Los economistas de Wharton, Robert Meyer y Howard Kunreuther, llaman a esto la paradoja del avestruz e identifican seis sesgos que la impulsan: miopía, amnesia, optimismo, inercia, simplificación y pastoreo. Los inversores están apostando por una resolución política a corto plazo (miopía), basándose en el patrón de que Trump a menudo ha revertido políticas perjudiciales para el mercado, como los aranceles (amnesia y optimismo), optando por un comportamiento de compra en las caídas (inercia y pastoreo) y haciendo un seguimiento de las ganancias ignorando los efectos de las interrupciones físicas de la cadena de suministro (simplificación).

El problema más profundo es que la cognición humana está diseñada para amenazas repentinas con una fuente específica (el golpe que se puede ver venir) y está mal calibrada para amenazas difusas y distribuidas. El psicólogo de Harvard Daniel Gilbert ha argumentado que las amenazas graduales no logran activar la alarma del cerebro, dejándonos «profundamente dormidos en una cama en llamas». Un artículo de 2025 en Ciencia Rachit Dubey y sus colegas de la UCLA demostraron esto formalmente: cuando la información llega de forma continua (los fertilizantes aumentan un 60 por ciento en Mississippi, las colas de propano en Dhaka, otro vuelo cancelado en Frankfurt), la gente no percibe un cambio, incluso cuando el cambio es real. Un titular binario (“el estrecho cerrado”) sería más nítido. Pero el cierre de Ormuz, al igual que la propagación temprana de Covid, no ha sido noticia. Ha sido un proceso.

Pero sólo se puede ignorar la realidad durante un tiempo, y cuando ocurren eventos transformadores, el cambio llega rápidamente.

Cinco semanas después de que el mercado alcanzara ese máximo histórico el 19 de febrero de 2020, bajó un 34 por ciento: la corrección más rápida desde un pico en la historia del mercado, cuando finalmente se descontó el precio de Covid. La información que produjo la caída había estado disponible en su mayor parte semanas antes. Lo que cambió no fueron los datos sino la integración de los datos: el momento en que lo abstracto se volvió concreto, cuando Wuhan y luego Italia y luego Seattle convirtieron lo que había sido una historia sobre Allá en una historia sobre Aquí Justo. Los mercados no se volvieron inteligentes de repente. Simplemente se volvieron incapaces de permanecer tontos.

Si bien no veo que la crisis de Irán cause ni de lejos la perturbación económica de Covid, sí creo que estamos a semanas de un cambio similar. En el espíritu del pronóstico Future Perfect, expresaré ese pensamiento como una predicción refutable: si el Estrecho de Ormuz sigue materialmente restringido hasta junio, el S&P 500 estará al menos un 10 por ciento por debajo de su máximo del 22 de abril para el Día del Trabajo.
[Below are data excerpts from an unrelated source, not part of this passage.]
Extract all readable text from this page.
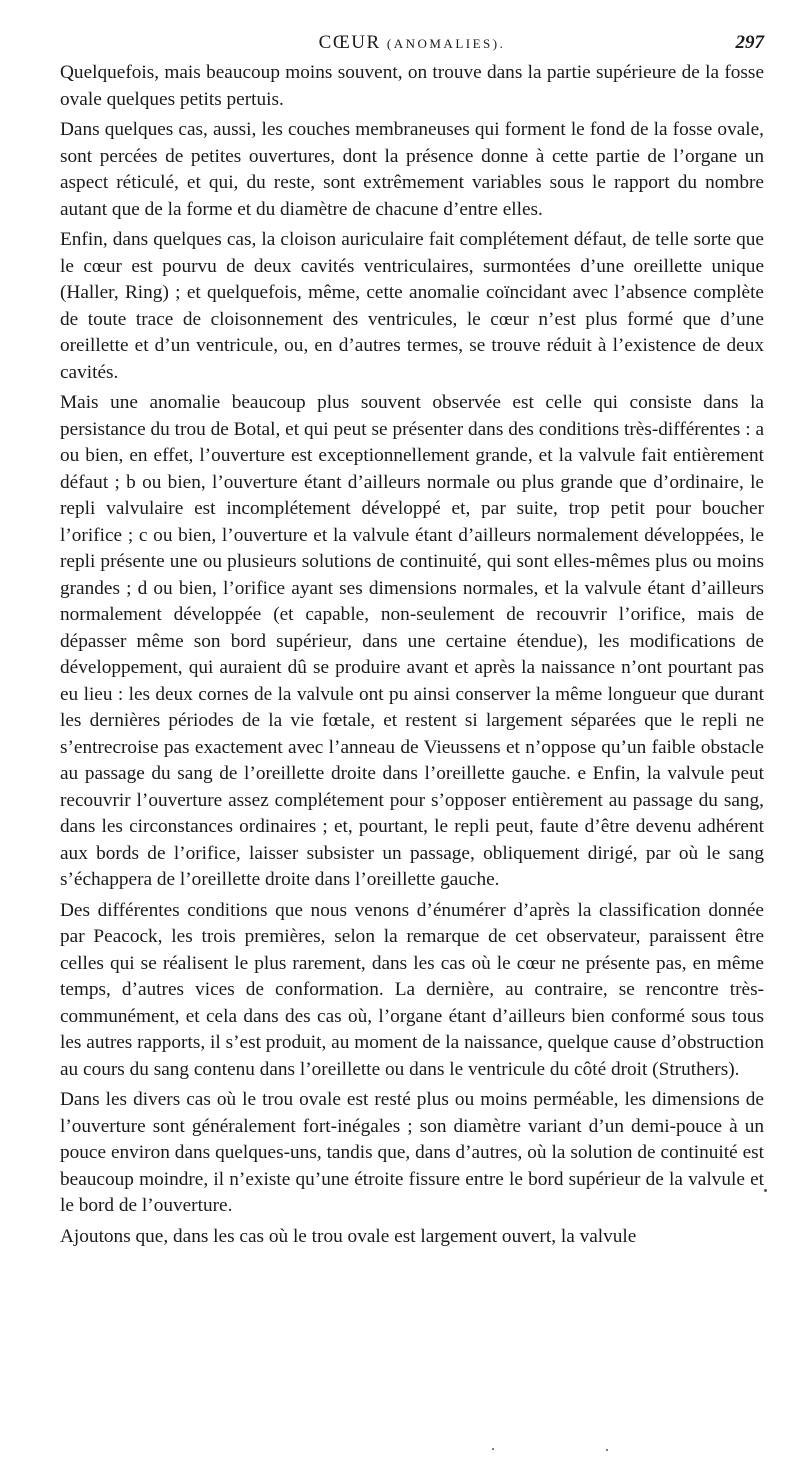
CŒUR (ANOMALIES).	297

Quelquefois, mais beaucoup moins souvent, on trouve dans la partie supérieure de la fosse ovale quelques petits pertuis.

Dans quelques cas, aussi, les couches membraneuses qui forment le fond de la fosse ovale, sont percées de petites ouvertures, dont la présence donne à cette partie de l’organe un aspect réticulé, et qui, du reste, sont extrêmement variables sous le rapport du nombre autant que de la forme et du diamètre de chacune d’entre elles.

Enfin, dans quelques cas, la cloison auriculaire fait complétement défaut, de telle sorte que le cœur est pourvu de deux cavités ventriculaires, surmontées d’une oreillette unique (Haller, Ring) ; et quelquefois, même, cette anomalie coïncidant avec l’absence complète de toute trace de cloisonnement des ventricules, le cœur n’est plus formé que d’une oreillette et d’un ventricule, ou, en d’autres termes, se trouve réduit à l’existence de deux cavités.

Mais une anomalie beaucoup plus souvent observée est celle qui consiste dans la persistance du trou de Botal, et qui peut se présenter dans des conditions très-différentes : a ou bien, en effet, l’ouverture est exceptionnellement grande, et la valvule fait entièrement défaut ; b ou bien, l’ouverture étant d’ailleurs normale ou plus grande que d’ordinaire, le repli valvulaire est incomplétement développé et, par suite, trop petit pour boucher l’orifice ; c ou bien, l’ouverture et la valvule étant d’ailleurs normalement développées, le repli présente une ou plusieurs solutions de continuité, qui sont elles-mêmes plus ou moins grandes ; d ou bien, l’orifice ayant ses dimensions normales, et la valvule étant d’ailleurs normalement développée (et capable, non-seulement de recouvrir l’orifice, mais de dépasser même son bord supérieur, dans une certaine étendue), les modifications de développement, qui auraient dû se produire avant et après la naissance n’ont pourtant pas eu lieu : les deux cornes de la valvule ont pu ainsi conserver la même longueur que durant les dernières périodes de la vie fœtale, et restent si largement séparées que le repli ne s’entrecroise pas exactement avec l’anneau de Vieussens et n’oppose qu’un faible obstacle au passage du sang de l’oreillette droite dans l’oreillette gauche. e Enfin, la valvule peut recouvrir l’ouverture assez complétement pour s’opposer entièrement au passage du sang, dans les circonstances ordinaires ; et, pourtant, le repli peut, faute d’être devenu adhérent aux bords de l’orifice, laisser subsister un passage, obliquement dirigé, par où le sang s’échappera de l’oreillette droite dans l’oreillette gauche.

Des différentes conditions que nous venons d’énumérer d’après la classification donnée par Peacock, les trois premières, selon la remarque de cet observateur, paraissent être celles qui se réalisent le plus rarement, dans les cas où le cœur ne présente pas, en même temps, d’autres vices de conformation. La dernière, au contraire, se rencontre très-communément, et cela dans des cas où, l’organe étant d’ailleurs bien conformé sous tous les autres rapports, il s’est produit, au moment de la naissance, quelque cause d’obstruction au cours du sang contenu dans l’oreillette ou dans le ventricule du côté droit (Struthers).

Dans les divers cas où le trou ovale est resté plus ou moins perméable, les dimensions de l’ouverture sont généralement fort-inégales ; son diamètre variant d’un demi-pouce à un pouce environ dans quelques-uns, tandis que, dans d’autres, où la solution de continuité est beaucoup moindre, il n’existe qu’une étroite fissure entre le bord supérieur de la valvule et le bord de l’ouverture.

Ajoutons que, dans les cas où le trou ovale est largement ouvert, la valvule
No debería aceptar mis consejos financieros, pero hoy no estoy más solo en mi pesimismo que en mi optimismo descuidado mientras la pandemia se propagaba. Princeton Policy Advisors ha pronosticado una recesión en Estados Unidos a partir de mayo; El FMI, que proyectó un crecimiento global del 3,3 por ciento en enero, ahora ha reducido su base de referencia al 3,1 por ciento y ha añadido un escenario adverso de 2,5; este último se acerca a un territorio que el mundo no ha visto fuera de la crisis de 2008 y la pandemia. Mark Dowding, director de inversiones de RBC BlueBay, dijo a Bloomberg la semana pasada que el mercado actual le recuerda a febrero de 2020: “Solo cuando realmente trastornó nuestras vidas el mercado experimentó shocks mayores”.

Extrañé la pandemia de Covid, incluso con la portada de una revista que la predecía en mi escritorio. El mercado también se lo perdió, hasta el día en que no lo hizo. Espero que no nos perdamos la próxima gran disrupción. Todavía hay tiempo, pero probablemente no mucho.